Рассел безутешно кивнул:
— Я не в силах отказаться. Признаюсь, голоден зверски, с майонезом могу съесть хоть автомобильные шины.
— Тогда пошли. Автомобильные шины нам еще нужны. Кроме того, обед мне обойдется дешевле.
Они пересекли парковку и вышли на берег океана. На пляже никто не загорал, лишь кое-кто прогуливался с собаками, а еще кто-то бежал трусцой. Вивьен залюбовалась волшебной игрой воздуха и света на воде, отражавшей солнце и тени облаков. Она остановилась, обратив лицо к ветру, поднимавшему волны и украшавшему их пеной. Случались иногда в ее жизни такие минуты, как эта. Минуты, когда, глядя на бесстрастное великолепие мира, хотелось опуститься на землю, закрыть глаза и забыть про все на свете.
И чтобы все забыли о ней.
Но это невозможно. Из-за людей, которых она любила и о которых согласилась заботиться как человек. Из-за людей, которых не знала и о которых согласилась заботиться как сотрудник полиции. Многие из них в этот момент занимались своими делами или куда-то ехали, не ведая, что занесены в смертный список убийцы, чье безумие исключало какое бы то ни было милосердие.
Они пошли по дощатому настилу для прогулок на пляже, пока не обнаружили яркий киоск, где продавали хот-доги и гамбургеры. Запах жареного они учуяли еще раньше, он-то и привел их сюда. Под тентами возле киоска располагались столики и деревянные стулья, чтобы летом клиенты могли поесть в тени на берегу океана.
— Что хочешь?
— Чизбургер, пожалуй.
— Один или два?
Рассел помялся:
— Два было бы чудесно.
Вивьен снова улыбнулась. Не было никакого повода для улыбки, но этот человек иногда умудрялся всколыхнуть в ней беззаботность, которая прогоняла любое другое настроение.

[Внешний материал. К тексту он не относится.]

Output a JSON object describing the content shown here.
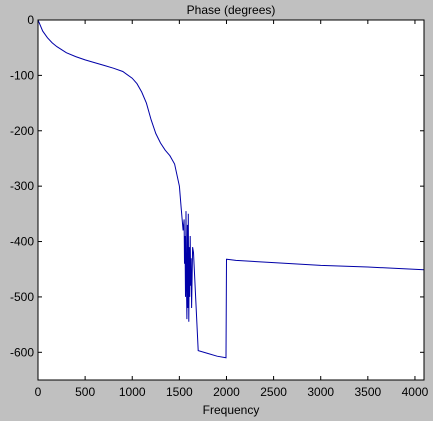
{
  "chart_data": {
    "type": "line",
    "title": "Phase (degrees)",
    "xlabel": "Frequency",
    "ylabel": "",
    "xlim": [
      0,
      4096
    ],
    "ylim": [
      -650,
      0
    ],
    "xticks": [
      0,
      500,
      1000,
      1500,
      2000,
      2500,
      3000,
      3500,
      4000
    ],
    "yticks": [
      0,
      -100,
      -200,
      -300,
      -400,
      -500,
      -600
    ],
    "grid": false,
    "colors": {
      "line": "#0000a8",
      "axes_bg": "#ffffff",
      "figure_bg": "#c0c0c0",
      "axis": "#000000"
    },
    "series": [
      {
        "x": [
          0,
          20,
          50,
          100,
          150,
          200,
          300,
          400,
          500,
          600,
          700,
          800,
          900,
          1000,
          1050,
          1100,
          1150,
          1200,
          1250,
          1300,
          1350,
          1400,
          1450,
          1500,
          1520,
          1540,
          1550,
          1555,
          1560,
          1565,
          1570,
          1575,
          1580,
          1585,
          1590,
          1595,
          1600,
          1605,
          1610,
          1615,
          1620,
          1625,
          1630,
          1640,
          1650,
          1700,
          1800,
          1900,
          1995,
          2000,
          2005,
          2100,
          2500,
          3000,
          3500,
          4096
        ],
        "y": [
          0,
          -8,
          -20,
          -32,
          -41,
          -48,
          -59,
          -66,
          -72,
          -77,
          -82,
          -87,
          -93,
          -105,
          -115,
          -130,
          -150,
          -180,
          -205,
          -222,
          -235,
          -245,
          -260,
          -300,
          -340,
          -380,
          -360,
          -440,
          -390,
          -500,
          -345,
          -470,
          -540,
          -370,
          -520,
          -350,
          -545,
          -410,
          -500,
          -390,
          -480,
          -430,
          -520,
          -410,
          -420,
          -597,
          -602,
          -607,
          -610,
          -432,
          -432,
          -434,
          -438,
          -443,
          -446,
          -451
        ]
      }
    ]
  }
}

— Хорошо, сиротка. Садись и жди меня.
Она направилась к продавцу и сделала заказ, пока Рассел усаживался под тентом. Вскоре Вивьен подошла нему с подносом, на нем еда и две бутылки минеральной воды. Подтолкнула к Расселу его чизбургеры и решительно поставила перед ним воду.
— Пей! Наверное, предпочел бы пиво. Но раз уж ты со мной, будем считать, что мы при исполнении, поэтому никакого алкоголя.
Рассел улыбнулся:
— Некоторое воздержание мне не повредит. Пожалуй, я несколько перебрал в последнее время…
Он замолчал, потом, неожиданно изменившись в лице, заговорил другим тоном:
— Извини меня за все это.
— Ты о чем?
— Что пришлось платить.
Вивьен ответила беспечным жестом и оптимистичным заявлением.
— Придет время, отблагодаришь роскошным ужином где-нибудь. По моему выбору. Если это дело закончится так, как всем хотелось бы, у тебя выйдет отличная история, которую можно будет рассказать. А отличные истории приносят обычно славу и деньги.
— Не ради денег я ввязался в это.
Он произнес свои слова тихо, почти равнодушно. Вивьен не сомневалась, что он сказал их не только ей, но еще кому-то, с кем разговаривал мысленно. А может быть, и многим.
Некоторое время они ели молча, каждый погрузившись в свои мысли.
— Хочешь знать правду о «Сербской Голгофе»?
Вопрос Рассела прозвучал резко, неожиданно. Вивьен взглянула на него, и увидела, что он смотрит на океан, темные волосы ерошит ветер. По тону его голоса она поняла, сколь важен для него этот момент. Конец какого-то длинного пути, возвращение домой, где он увидит наконец в зеркале лицо, которому будет рад.
Не дожидаясь ее ответа, Рассел продолжил разговор, следуя нити рассказа, которая служила в то же время и нитью памяти. За такой сердце и разум с трудом поспевают вместе.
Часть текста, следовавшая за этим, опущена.